Alternative plan balances town budget in 2012


Ocean View’s Long Range Financial Planning Committee voted 6-1 on Tuesday to approve an alternative version of the proposed 2007 budget about three weeks before it will have to make a budgetary recommendation to town council.

The top-down alternative presented by Roy Thomas would rely on limiting growth of the town’s three departments in the next six years, as well as a 15 percent tax increase and strong transfer tax revenues, to balance the budget by 2012.

In his presentation, Thomas noted that the town’s spending in 2007 — according to the most recent budgetary plan before the alternative — would exceed its revenues by $1.2 million. That number would rise to about $1.3 million in the 2008 fiscal year, and in six years, the town would have spent $5 million more than it had received, according to the Feb. 10 plan. That would leave less than $100,000 in the town’s reserves and cause a much more significant rise in taxes.

“This is a problem,” Thomas said. “In the business world, this is a going-out-of-business plan.”

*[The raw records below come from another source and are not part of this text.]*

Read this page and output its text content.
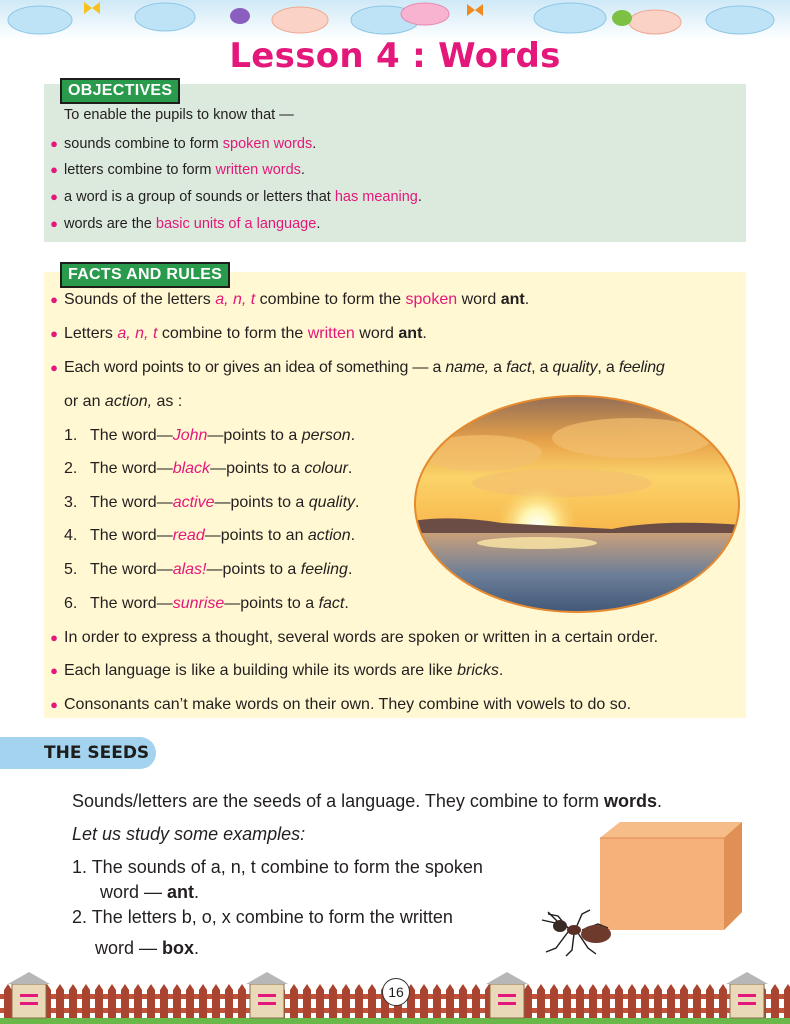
Lesson 4 : Words
OBJECTIVES
To enable the pupils to know that —
● sounds combine to form spoken words.
● letters combine to form written words.
● a word is a group of sounds or letters that has meaning.
● words are the basic units of a language.
FACTS AND RULES
● Sounds of the letters a, n, t combine to form the spoken word ant.
● Letters a, n, t combine to form the written word ant.
● Each word points to or gives an idea of something — a name, a fact, a quality, a feeling
or an action, as :
1. The word—John—points to a person.
2. The word—black—points to a colour.
3. The word—active—points to a quality.
4. The word—read—points to an action.
5. The word—alas!—points to a feeling.
6. The word—sunrise—points to a fact.
● In order to express a thought, several words are spoken or written in a certain order.
● Each language is like a building while its words are like bricks.
● Consonants can’t make words on their own. They combine with vowels to do so.
THE SEEDS
Sounds/letters are the seeds of a language. They combine to form words.
Let us study some examples:
1. The sounds of a, n, t combine to form the spoken
word — ant.
2. The letters b, o, x combine to form the written
word — box.
16
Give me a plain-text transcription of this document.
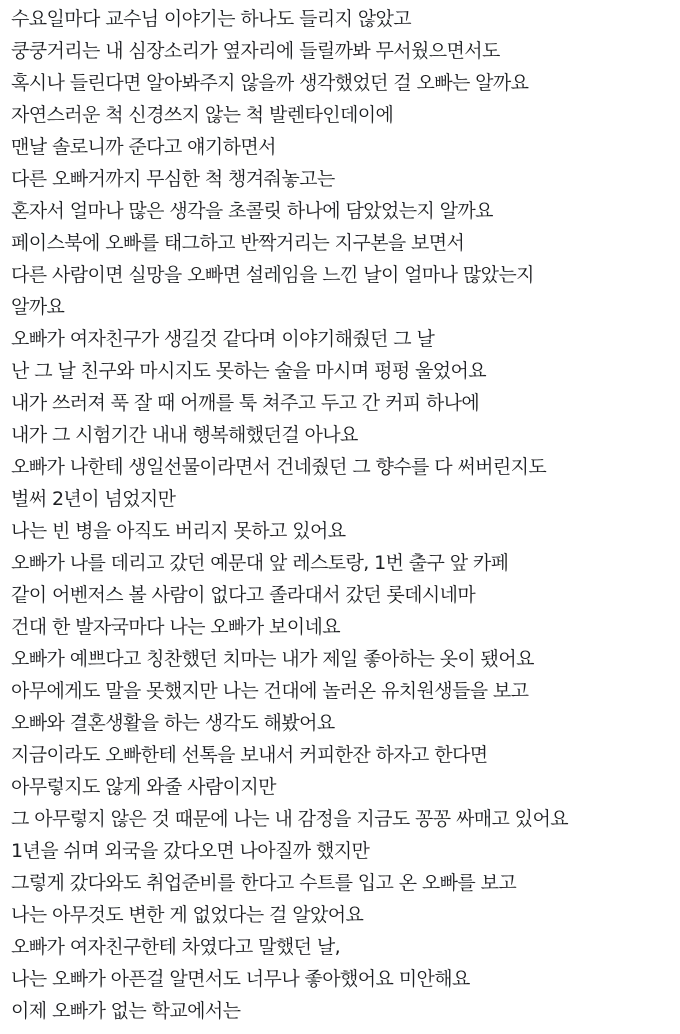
수요일마다 교수님 이야기는 하나도 들리지 않았고
쿵쿵거리는 내 심장소리가 옆자리에 들릴까봐 무서웠으면서도
혹시나 들린다면 알아봐주지 않을까 생각했었던 걸 오빠는 알까요
자연스러운 척 신경쓰지 않는 척 발렌타인데이에
맨날 솔로니까 준다고 얘기하면서
다른 오빠거까지 무심한 척 챙겨줘놓고는
혼자서 얼마나 많은 생각을 초콜릿 하나에 담았었는지 알까요
페이스북에 오빠를 태그하고 반짝거리는 지구본을 보면서
다른 사람이면 실망을 오빠면 설레임을 느낀 날이 얼마나 많았는지
알까요
오빠가 여자친구가 생길것 같다며 이야기해줬던 그 날
난 그 날 친구와 마시지도 못하는 술을 마시며 펑펑 울었어요
내가 쓰러져 푹 잘 때 어깨를 툭 쳐주고 두고 간 커피 하나에
내가 그 시험기간 내내 행복해했던걸 아나요
오빠가 나한테 생일선물이라면서 건네줬던 그 향수를 다 써버린지도
벌써 2년이 넘었지만
나는 빈 병을 아직도 버리지 못하고 있어요
오빠가 나를 데리고 갔던 예문대 앞 레스토랑, 1번 출구 앞 카페
같이 어벤저스 볼 사람이 없다고 졸라대서 갔던 롯데시네마
건대 한 발자국마다 나는 오빠가 보이네요
오빠가 예쁘다고 칭찬했던 치마는 내가 제일 좋아하는 옷이 됐어요
아무에게도 말을 못했지만 나는 건대에 놀러온 유치원생들을 보고
오빠와 결혼생활을 하는 생각도 해봤어요
지금이라도 오빠한테 선톡을 보내서 커피한잔 하자고 한다면
아무렇지도 않게 와줄 사람이지만
그 아무렇지 않은 것 때문에 나는 내 감정을 지금도 꽁꽁 싸매고 있어요
1년을 쉬며 외국을 갔다오면 나아질까 했지만
그렇게 갔다와도 취업준비를 한다고 수트를 입고 온 오빠를 보고
나는 아무것도 변한 게 없었다는 걸 알았어요
오빠가 여자친구한테 차였다고 말했던 날,
나는 오빠가 아픈걸 알면서도 너무나 좋아했어요 미안해요
이제 오빠가 없는 학교에서는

According to Thomas’ plan, the town would still spend about $900,000 more than it received in 2007, but that number would slowly taper until the town reaches a balanced budget with the help of the tax increase in 2012.

Thomas said that the town would still spend about $2.5 million more than it plans to receive in the next six years, but that would be a step in the right direction. Plan B would also leave $2.5 million in the town’s reserves in 2012.

“The town of Ocean View must find a way to get to a balanced budget,” Thomas said. “We are not the federal government.”

Finance committee members showed support for the top-down, plan although they said a few numbers would have to be changed before they made a recommendation to town council in March.

Bill Wichmann, a town councilman and member of the committee, was the only member to vote against the proposed plan, saying he was in favor of an immediate tax hike to support next year’s budget.

“People didn’t come here to see how cheaply they can live,” Wichmann said. “I’m used to being in the government business where we worry about next year. I’m concerned what we do in 2007. I don’t mind raising taxes.”

Thomas, who is also the president of the Bear Trap Home Owners Association, disagreed strongly with Wichmann, and instead proposed to rely on responsible spending in the three departments’ operational budgets to close the gap on rising deficits in the town.

After 2007, according to Plan B, the town would only allow the public safety budget to rise by 3 percent each year, using an inflation rate of just more than 3 percent.

In 2005, that budget increased by 13 percent, after increasing by 24 percent in 2004 and 26 percent in 2003. The new plan wouldn’t allow for any new hires until at least 2012.

“It’s going to be real different,” said Kenneth McLaughlin, Ocean View’s chief of police. “Substantial cuts would have to be made. Anything is possible but it would be very tough.”

Since the police department has grown at a much faster pace than the town’s other two departments — administrative and public works — in the last six years, Plan B would allow those two to grow at a bit faster rate in the next six.

Thomas presented a 5 percent increase, starting next year, for Public Works and a 6 percent increase starting at the same time for general and administrative spending. It’s likely that neither of those departments would be able to make any new hires, either, until 2012 — outside of a seasonal, summer employee for Public Works.

But that’s not the part of the plan that worried Thomas and his fellow committee members. The town’s income would still, from 2007 to 2012, rely heavily on transfer tax revenues, which have plummeted in recent months and remain a tremendous source of concern and uncertainty.

Plan B would expect the town to receive about $558,000 from the tax in the 2007 fiscal year, $633,000 in 2008, $717,000 in 2009 and continuing to increase until it reaches about $1.1 million in 2012. According to the plan, transfer taxes would go from making up 29 percent of the town’s revenue in 2007 to 40 percent in 2012, which would again make the transfer tax the biggest revenue source in the town.

Real taxes would only make up 36 percent of the town’s revenues in 2012, according to Plan B.

“That’s the scary part of it,” Thomas said. “We have no readily available revenue sources that could replace transfer taxes. If the transfer taxes would go away, town residents would face two options.”

Those options, Thomas said, would be between a significant tax hike and a significant cut in services. Although she is probably the most skeptical among town officials on the unreliable transfer tax revenues, Ocean View Town Manager Kathy Roth supported Thomas’ top-down budgetary plan.

“You never know what’s going to happen in the future,” Roth said. ‘But we need to look into the future. We need to operate a balanced budget.”